Ukraine’s military intelligence directorate, the GUR, claimed a significant strike against Russian naval assets in Sevastopol Bay in Russian-occupied Crimea, announcing the destruction of two large landing ships and a radar station in the same operation. The agency valued each of the vessels at $150 million, placing the combined material loss to Russia’s Black Sea Fleet at approximately $300 million.
The naval strike was accompanied by a separate drone attack on the Russian port of Tuapse, where at least one person was killed and another injured. Transport infrastructure at the port sustained damage in the assault — the second such attack on the facility within three days. Veniamin Kondratiev, the regional governor, confirmed the strike. Ukraine’s General Staff of the Armed Forces noted that the same oil refinery in the area had also been targeted on April 16, underscoring a sustained Ukrainian campaign against Russian energy and logistics infrastructure.

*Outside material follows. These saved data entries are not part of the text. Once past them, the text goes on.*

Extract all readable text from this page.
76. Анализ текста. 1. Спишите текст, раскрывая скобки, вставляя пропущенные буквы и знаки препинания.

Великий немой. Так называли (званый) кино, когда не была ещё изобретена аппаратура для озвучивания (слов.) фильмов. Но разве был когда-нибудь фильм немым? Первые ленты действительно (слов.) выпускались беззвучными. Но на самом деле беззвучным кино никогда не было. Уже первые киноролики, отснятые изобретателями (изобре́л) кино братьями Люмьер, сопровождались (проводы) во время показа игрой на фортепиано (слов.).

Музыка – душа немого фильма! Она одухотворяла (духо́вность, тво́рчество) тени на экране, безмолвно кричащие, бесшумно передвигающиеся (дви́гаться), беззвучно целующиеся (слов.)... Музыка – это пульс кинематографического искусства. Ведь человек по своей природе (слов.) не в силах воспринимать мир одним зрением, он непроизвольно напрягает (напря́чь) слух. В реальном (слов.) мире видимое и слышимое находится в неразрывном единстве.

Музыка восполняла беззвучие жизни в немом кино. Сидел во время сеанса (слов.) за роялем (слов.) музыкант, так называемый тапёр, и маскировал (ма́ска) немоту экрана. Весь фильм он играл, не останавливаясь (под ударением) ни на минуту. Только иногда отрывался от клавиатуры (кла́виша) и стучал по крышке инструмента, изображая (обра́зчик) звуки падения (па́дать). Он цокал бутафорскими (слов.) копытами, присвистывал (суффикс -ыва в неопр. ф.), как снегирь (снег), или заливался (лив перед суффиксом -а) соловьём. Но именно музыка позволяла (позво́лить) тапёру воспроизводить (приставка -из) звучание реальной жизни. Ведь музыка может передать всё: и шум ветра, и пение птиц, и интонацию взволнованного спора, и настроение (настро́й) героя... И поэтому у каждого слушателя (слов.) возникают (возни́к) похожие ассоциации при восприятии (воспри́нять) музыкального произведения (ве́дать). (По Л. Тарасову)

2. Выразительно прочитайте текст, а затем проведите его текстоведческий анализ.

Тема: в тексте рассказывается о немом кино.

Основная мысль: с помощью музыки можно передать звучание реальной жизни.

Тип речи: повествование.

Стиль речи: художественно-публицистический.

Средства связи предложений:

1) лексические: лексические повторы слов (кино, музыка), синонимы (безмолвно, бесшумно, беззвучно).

The offensive operations came as Russia launched its own overnight drone campaign across five Ukrainian regions. Strikes hit Kyiv, Kharkiv, Kherson, Sumy, and Zaporizhia, causing casualties and infrastructure damage across a wide geographic arc.

In the Sumy region, a Russian drone struck a car in the city of Putyvl, injuring three women. In Kyiv‘s Brovary district, two residential homes were hit and damaged, with one person injured. Railway infrastructure in Kharkiv was also struck, compounding pressure on Ukraine’s already strained logistics network. The Kherson region suffered the heaviest human toll, with one person killed and seven others injured over a 24-hour period. Four additional people were wounded in attacks across the Zaporizhia region.
The relentless pace of strikes on both sides reflects the broader trajectory of a war now entering its fifth year. Russia launched its full-scale invasion of Ukraine more than four years ago, and the conflict has since claimed the lives of more than 15,000 Ukrainian civilians, according to United Nations figures — a toll that continues to rise with each successive wave of attacks.
On the diplomatic front, efforts to broker a ceasefire remain stalled. Several rounds of United States-mediated negotiations have taken place in recent months without producing an agreement. Ukraine has proposed freezing the conflict along current front lines, a position that would leave territorial control largely as it stands. Russia, however, insists on full control of the Donetsk region, significant portions of which remain under Ukrainian administration. The gap between the two positions has so far proven unbridgeable.
Adding a further dimension to the geopolitical picture, the United States extended a sanctions waiver on Russian oil until May 16, a decision that drew attention amid ongoing debates in Washington over the economic tools being deployed — or withheld — in response to the conflict.
Ukraine’s targeting of Tuapse and the Crimean naval base reflects a deliberate strategic logic: degrade Russian logistical capacity, weaken the Black Sea Fleet’s ability to project power, and strike at the energy infrastructure that funds Moscow’s war machine. The destruction — if confirmed — of two amphibious landing ships would represent a meaningful blow to Russia’s ability to conduct maritime operations in the region, following earlier Ukrainian successes in forcing Russian naval assets away from the western Black Sea.
For ordinary Ukrainians, however, the strategic calculus plays out against a backdrop of nightly alerts, shattered homes, and a civilian death toll that the United Nations has documented with grim regularity. With no ceasefire in sight and both sides continuing to absorb and inflict casualties, the conflict shows no signs of approaching resolution.